Two of the most popular sources of lithium for use in lithium-ion batteries are brine-based extraction from the aquifers of salt flats, typically in South America, and extraction from spodumene ore via hard rock mining, which typically takes place in Australia. Each method of lithium production is energy-intensive and therefore has a certain amount of greenhouse gas (GHG) emissions associated with it. Until now, very little study has been done to compare the level of emissions between the two production methods.

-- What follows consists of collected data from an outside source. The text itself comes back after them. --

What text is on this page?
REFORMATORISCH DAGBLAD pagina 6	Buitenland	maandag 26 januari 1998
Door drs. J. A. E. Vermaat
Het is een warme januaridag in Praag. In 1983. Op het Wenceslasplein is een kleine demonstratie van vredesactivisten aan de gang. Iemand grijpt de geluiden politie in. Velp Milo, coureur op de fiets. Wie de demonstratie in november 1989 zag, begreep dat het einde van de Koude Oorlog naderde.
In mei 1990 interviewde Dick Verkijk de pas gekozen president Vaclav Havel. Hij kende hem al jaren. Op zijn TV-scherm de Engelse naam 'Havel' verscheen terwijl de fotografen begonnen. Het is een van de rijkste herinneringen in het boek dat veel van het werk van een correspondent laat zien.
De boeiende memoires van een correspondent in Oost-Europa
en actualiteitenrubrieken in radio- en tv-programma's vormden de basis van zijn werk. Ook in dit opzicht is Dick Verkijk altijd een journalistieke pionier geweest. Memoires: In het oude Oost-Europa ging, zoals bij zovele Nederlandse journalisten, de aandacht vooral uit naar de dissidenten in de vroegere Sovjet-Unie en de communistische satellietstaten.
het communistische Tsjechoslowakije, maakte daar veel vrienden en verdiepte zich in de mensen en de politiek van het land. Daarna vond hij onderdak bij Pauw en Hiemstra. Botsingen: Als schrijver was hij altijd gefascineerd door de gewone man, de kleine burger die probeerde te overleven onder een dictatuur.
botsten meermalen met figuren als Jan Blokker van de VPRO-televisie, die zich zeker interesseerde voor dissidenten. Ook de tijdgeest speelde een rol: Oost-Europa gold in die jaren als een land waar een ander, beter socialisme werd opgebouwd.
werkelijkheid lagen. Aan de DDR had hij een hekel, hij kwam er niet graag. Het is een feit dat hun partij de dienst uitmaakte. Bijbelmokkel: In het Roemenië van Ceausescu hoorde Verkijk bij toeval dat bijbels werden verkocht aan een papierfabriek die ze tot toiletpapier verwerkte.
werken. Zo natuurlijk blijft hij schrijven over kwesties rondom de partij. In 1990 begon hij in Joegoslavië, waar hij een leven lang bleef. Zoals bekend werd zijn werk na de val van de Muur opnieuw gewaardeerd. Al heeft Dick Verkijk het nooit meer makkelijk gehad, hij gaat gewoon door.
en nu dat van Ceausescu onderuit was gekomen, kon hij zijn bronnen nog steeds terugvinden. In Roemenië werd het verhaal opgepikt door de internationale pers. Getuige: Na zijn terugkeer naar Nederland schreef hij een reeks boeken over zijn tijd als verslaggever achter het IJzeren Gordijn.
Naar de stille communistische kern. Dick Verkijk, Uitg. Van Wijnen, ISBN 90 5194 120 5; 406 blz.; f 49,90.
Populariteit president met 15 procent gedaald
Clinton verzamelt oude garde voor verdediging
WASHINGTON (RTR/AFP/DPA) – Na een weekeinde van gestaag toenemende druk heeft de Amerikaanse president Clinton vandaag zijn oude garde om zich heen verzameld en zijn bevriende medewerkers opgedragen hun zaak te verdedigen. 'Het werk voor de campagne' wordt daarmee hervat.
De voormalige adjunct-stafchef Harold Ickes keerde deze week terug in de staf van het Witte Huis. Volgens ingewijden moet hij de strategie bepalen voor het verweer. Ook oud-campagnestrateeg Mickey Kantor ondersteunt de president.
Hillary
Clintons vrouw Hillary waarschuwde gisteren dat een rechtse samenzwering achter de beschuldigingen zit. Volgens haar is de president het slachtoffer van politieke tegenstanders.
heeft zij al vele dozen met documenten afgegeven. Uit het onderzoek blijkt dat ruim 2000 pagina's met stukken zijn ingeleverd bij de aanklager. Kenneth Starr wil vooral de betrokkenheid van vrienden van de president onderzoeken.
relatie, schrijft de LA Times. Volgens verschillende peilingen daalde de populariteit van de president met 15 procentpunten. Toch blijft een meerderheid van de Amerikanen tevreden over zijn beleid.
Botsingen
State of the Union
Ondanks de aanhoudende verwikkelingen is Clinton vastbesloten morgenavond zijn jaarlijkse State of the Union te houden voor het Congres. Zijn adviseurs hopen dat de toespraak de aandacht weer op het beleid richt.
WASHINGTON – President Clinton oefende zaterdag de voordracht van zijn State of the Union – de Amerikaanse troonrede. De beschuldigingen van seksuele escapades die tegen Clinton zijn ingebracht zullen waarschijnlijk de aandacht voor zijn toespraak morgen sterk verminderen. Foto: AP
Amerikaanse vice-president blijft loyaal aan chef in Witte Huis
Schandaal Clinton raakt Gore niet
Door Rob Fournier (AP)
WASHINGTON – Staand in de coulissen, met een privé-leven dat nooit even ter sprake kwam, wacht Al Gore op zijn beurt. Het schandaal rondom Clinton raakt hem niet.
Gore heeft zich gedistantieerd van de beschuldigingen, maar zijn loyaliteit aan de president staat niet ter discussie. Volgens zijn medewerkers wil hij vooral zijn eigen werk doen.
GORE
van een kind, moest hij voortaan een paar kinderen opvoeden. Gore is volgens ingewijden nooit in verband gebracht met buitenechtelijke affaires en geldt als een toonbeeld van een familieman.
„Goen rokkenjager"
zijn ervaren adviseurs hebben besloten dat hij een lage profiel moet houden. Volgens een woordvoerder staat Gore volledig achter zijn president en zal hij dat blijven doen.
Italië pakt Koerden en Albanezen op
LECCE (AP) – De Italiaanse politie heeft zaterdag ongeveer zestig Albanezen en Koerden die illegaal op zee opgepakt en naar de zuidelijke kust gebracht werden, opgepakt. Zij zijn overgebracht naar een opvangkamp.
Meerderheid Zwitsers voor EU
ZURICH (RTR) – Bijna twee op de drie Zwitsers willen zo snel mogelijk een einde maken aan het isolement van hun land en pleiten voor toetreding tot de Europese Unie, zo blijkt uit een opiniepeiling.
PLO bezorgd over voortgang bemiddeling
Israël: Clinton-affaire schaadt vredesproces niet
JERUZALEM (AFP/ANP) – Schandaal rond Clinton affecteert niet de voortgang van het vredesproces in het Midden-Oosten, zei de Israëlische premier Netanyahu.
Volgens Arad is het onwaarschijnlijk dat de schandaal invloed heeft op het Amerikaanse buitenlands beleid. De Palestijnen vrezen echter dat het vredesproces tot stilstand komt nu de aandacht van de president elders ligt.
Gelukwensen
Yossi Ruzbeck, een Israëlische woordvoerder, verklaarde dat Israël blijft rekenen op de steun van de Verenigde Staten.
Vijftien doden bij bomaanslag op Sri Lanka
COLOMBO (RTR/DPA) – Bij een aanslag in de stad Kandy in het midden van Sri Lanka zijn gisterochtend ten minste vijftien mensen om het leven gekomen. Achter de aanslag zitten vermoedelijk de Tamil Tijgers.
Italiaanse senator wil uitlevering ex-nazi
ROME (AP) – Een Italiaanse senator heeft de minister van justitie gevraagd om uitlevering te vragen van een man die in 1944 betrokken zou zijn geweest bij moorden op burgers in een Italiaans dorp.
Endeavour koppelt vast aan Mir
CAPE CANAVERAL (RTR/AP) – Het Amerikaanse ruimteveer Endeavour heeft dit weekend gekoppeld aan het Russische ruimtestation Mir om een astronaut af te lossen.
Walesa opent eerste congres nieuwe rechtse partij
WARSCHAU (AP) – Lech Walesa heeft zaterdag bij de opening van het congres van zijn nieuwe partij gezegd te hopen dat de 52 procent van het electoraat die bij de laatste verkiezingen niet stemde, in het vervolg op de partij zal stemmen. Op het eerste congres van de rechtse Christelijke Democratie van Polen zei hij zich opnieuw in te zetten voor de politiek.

“Examination of current lithium production and the pursuit of future production, including from within the U.S., are critical to sustaining electric vehicle deployment,” said Michael Wang, director of the Systems Assessment Center at Argonne National Laboratory (ANL) and a co-author of a study sponsored by the US Department of Energy (DOE). The purpose of the study was to provide insights into the lithium production process and how it relates to long-term environmental sustainability, particularly in the area of transportation with batteries and electric vehicles. ANL researchers collaborated with SQM, a Chilean company that is one of the world’s biggest producers of lithium.
Brine Versus Mining
According to ANL, the researchers “modeled brine-based lithium extracted from the Salar de Atacama, a large salt flat in northern Chile near the Andes Mountains. The lithium is naturally dried in large ponds to evaporate the water, concentrate the lithium, and remove impurities. Materials and energy are later added to produce lithium carbonate and lithium hydroxide. These two end products are shipped worldwide to battery cathode producers that process them into a variety of battery materials.” In addition to the brine-based lithium extracted in Chile, the researchers augmented their data by modeling ore-based lithium extracted from spodumene ore in Western Australia.
Life Cycle Analyses
In the study, life cycle analyses (LCAs) were conducted for battery-grade lithium carbonate (Li2CO3) and lithium hydroxide monohydrate (LiOH•H2O) produced from both Chilean brines (Salar de Atacama) and Australian spodumene ores. The LCA considered material, water, and energy flows associated with lithium acquisition, lithium concentration, production of lithium chemicals, battery cathode powders, and batteries, and associated transportation activities along every aspect of the supply chain. The LCA was also extended beyond the production of Li2CO3 and LiOH•H2O to include battery cathode materials as well as full automotive traction batteries to observe the effect that the lithium production pathways had on these end products.
Brine Beats Mining
The study found that the production of Li2CO3 from brine-based resources had less life cycle GHG emissions and freshwater consumption per tonne of Li2CO3 than Li2CO3 that was processed from ore-based resources. And the LiOH•H2O produced from brine-based lithium also had less life cycle GHG emissions and freshwater consumption per tonne of LiOH•H2O than LiOH•H2O from ore-based resources. Overall, the researchers found that brine-sourced lithium yields NMC622 lithium-ion batteries with 20% lower emissions and NMC811 lithium-ion batteries with 10% lower emissions than ore-sourced lithium.
The results obtained from the LCA also depended upon the type of battery cathode material under consideration. The differences obtained from the lithium source represent up to 20% in GHGs for the NMC811 cathode composition and up to 45% in GHGs for NMC622 cathodes. For the entire battery, this represents a difference of up to 9% in GHGs for NMC811 batteries and 20% in GHGs for NMC622 batteries.
“This study establishes a baseline for current practices and shows us potential areas for improvement,” said ANL lifecycle analyst and lead author Jarod Kelly. “With further research, it will be possible to use this information to help develop best practices for producing lithium in the most sustainable way,” he added.
Kevin Clemens is a Senior Editor with Battery Technology.